Sadly, Winchester’s revitalized schedule was abruptly halted in June 2011 by a diagnosis of cancer of the esophagus. After surgery and related treatments, Jesse was pronounced cancer-free a few months later and, as his strength slowly returned, he started work on new songs for what became A Reasonable Amount of Trouble (the title borrowed from a Sam Spade quote from “The Maltese Falcon”). During his illness and recovery, another big-name Winchester fan, Jimmy Buffett, organized an all-star tribute CD named Quiet About It (a Winchester song title that summarized his creative modus operandi) featuring Buffett, Costello, James Taylor, Lucinda Williams, Rosanne Cash and other stars.
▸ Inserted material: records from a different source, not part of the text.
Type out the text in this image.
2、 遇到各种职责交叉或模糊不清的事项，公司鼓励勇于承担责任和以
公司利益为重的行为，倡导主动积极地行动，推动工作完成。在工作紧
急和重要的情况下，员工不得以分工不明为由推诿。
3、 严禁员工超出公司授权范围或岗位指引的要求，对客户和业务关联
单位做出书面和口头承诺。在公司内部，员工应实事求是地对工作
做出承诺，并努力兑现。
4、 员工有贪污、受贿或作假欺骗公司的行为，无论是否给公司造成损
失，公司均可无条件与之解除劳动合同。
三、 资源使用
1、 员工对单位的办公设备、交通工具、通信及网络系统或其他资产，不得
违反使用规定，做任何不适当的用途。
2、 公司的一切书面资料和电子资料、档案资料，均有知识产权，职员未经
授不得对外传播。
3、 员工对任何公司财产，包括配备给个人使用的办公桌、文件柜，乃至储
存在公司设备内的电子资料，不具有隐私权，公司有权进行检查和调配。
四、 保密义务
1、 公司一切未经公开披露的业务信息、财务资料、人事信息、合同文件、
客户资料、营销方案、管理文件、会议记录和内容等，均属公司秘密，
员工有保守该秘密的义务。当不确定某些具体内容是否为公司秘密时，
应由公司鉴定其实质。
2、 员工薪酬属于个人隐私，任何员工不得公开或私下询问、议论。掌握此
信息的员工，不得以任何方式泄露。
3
Shockingly, in February 2014, the dormant cancer was found in his bladder, this time without a cure, and Jesse spent most of his remaining months at home in Charlottesville, Va., before his death on April 11.
Many of his musical colleagues weighed in with their sense of appreciation and loss:
Bob Dylan was already on record as saying, “You can’t talk about the best songwriters and not include him.” From Winchester’s Appleseed labelmate, Jonathan Edwards: “I’m so grateful for the opportunity he gave all of us to visit the environment he gently and invitingly created on stage, no matter the size or shape of the venue; to come into his world of genteel Southern charm and dry, incisive wit and stay for a while. The world is a better place having seen the precious colors he painted it with and the soulful intellect he brought to its presentation.” In his liner notes to A Reasonable Amount of Trouble, Jimmy Buffett writes, “. . . Jesse may no longer reside in the world of matter, but his energy sure as hell does. It is timeless and eternal and will be with us always from Montreal to Memphis, to those red skies off toward New Orleans” (referring to a line from one of Jesse’s earliest and best-known songs, “Biloxi”).